If the op knew shiite from good apple butter, he'd know a gill net trumps a shovel any day of the week.....


----------



## besign (Aug 9, 2014)

sheesh, man. can you say "duh".. you stop short of draining the pond completely and rig a net out of sticks, or whatever, to see to it than none escape thru the water slit.


----------



## labotomi (Feb 14, 2010)

besign:


camo2460 said:


> besign stop posting your TROLL DRIVEL, no one is impressed, and unless you actually have something useful, go away.


This post received (at the time) 7 likes. You currently have 6 liked posts out of a total of 86.
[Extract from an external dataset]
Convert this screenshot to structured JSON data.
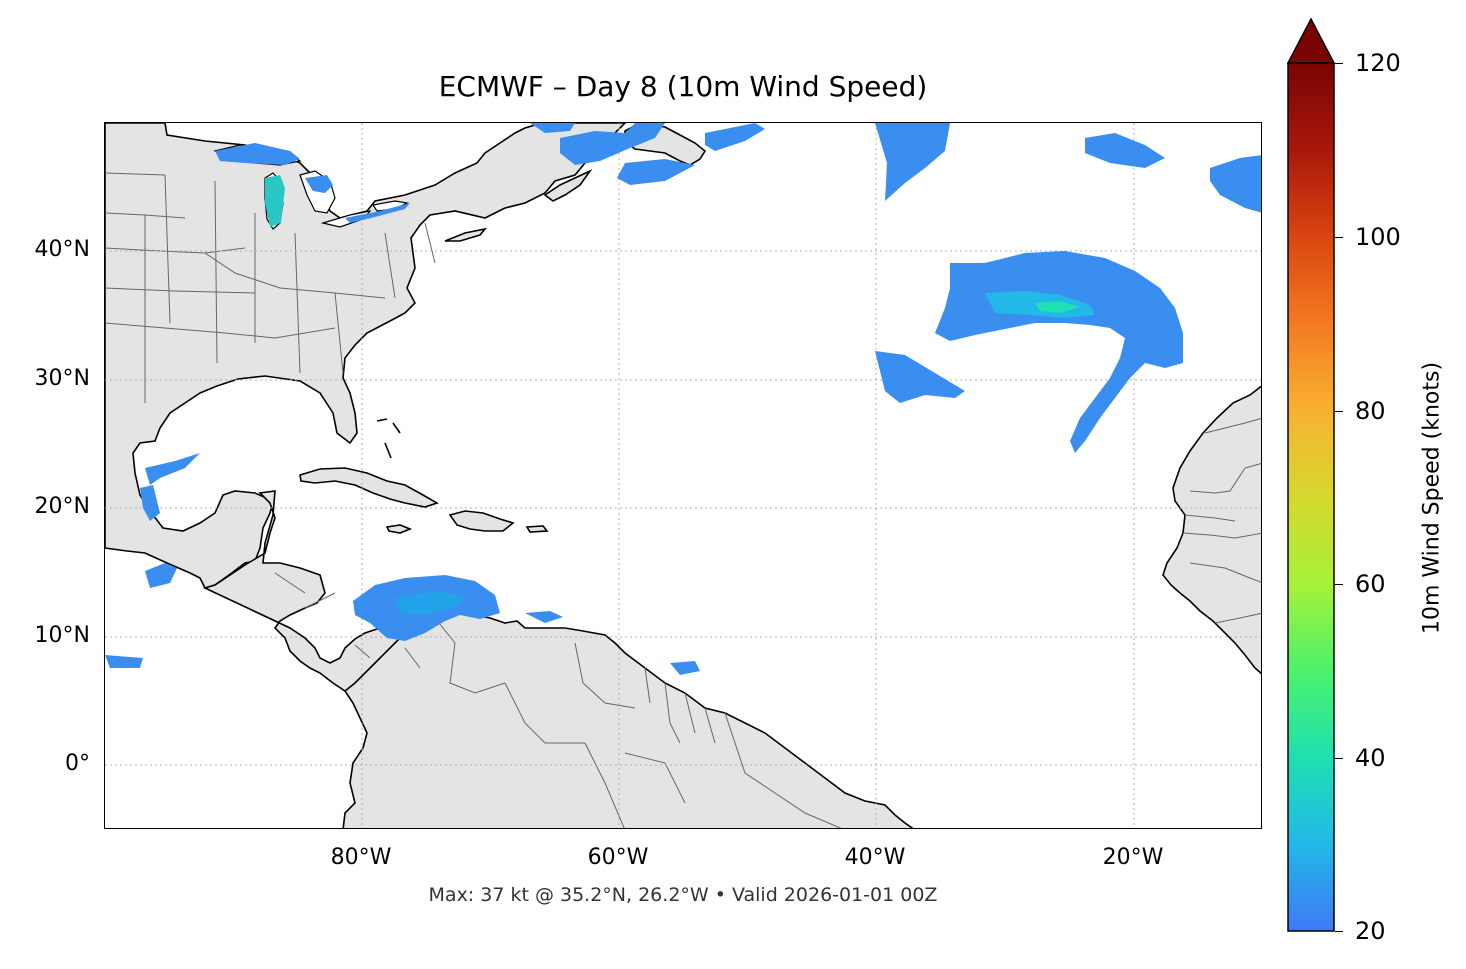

Do you think there's a reason for that?


----------



## White_Sands (Dec 1, 2012)

How to catch fish with a shovel? Easy, hit them over the head with the shovel. It's cheaper than dynamite and you will not get in trouble with the law.


----------



## tortminder (Oct 15, 2008)

White_Sands said:


> How to catch fish with a shovel? Easy, hit them over the head with the shovel. It's cheaper than dynamite and you will not get in trouble with the law.


Does it work on trolls too?:scratch


----------



## crabapple (Jan 1, 2012)

besign said:


> not necessarily. what you do is trench thru a pond dam. it it's your pond, it's perfectly legal.


digging a HOLE in a DAM, who are you "The little Dutch boy".
Everyone knows the last thing you want in a Dam is a hole.
That why you do not let trees grow on a dam, when the stumps rot you weaken the dam.


----------



## crabapple (Jan 1, 2012)

Ooooooops!


----------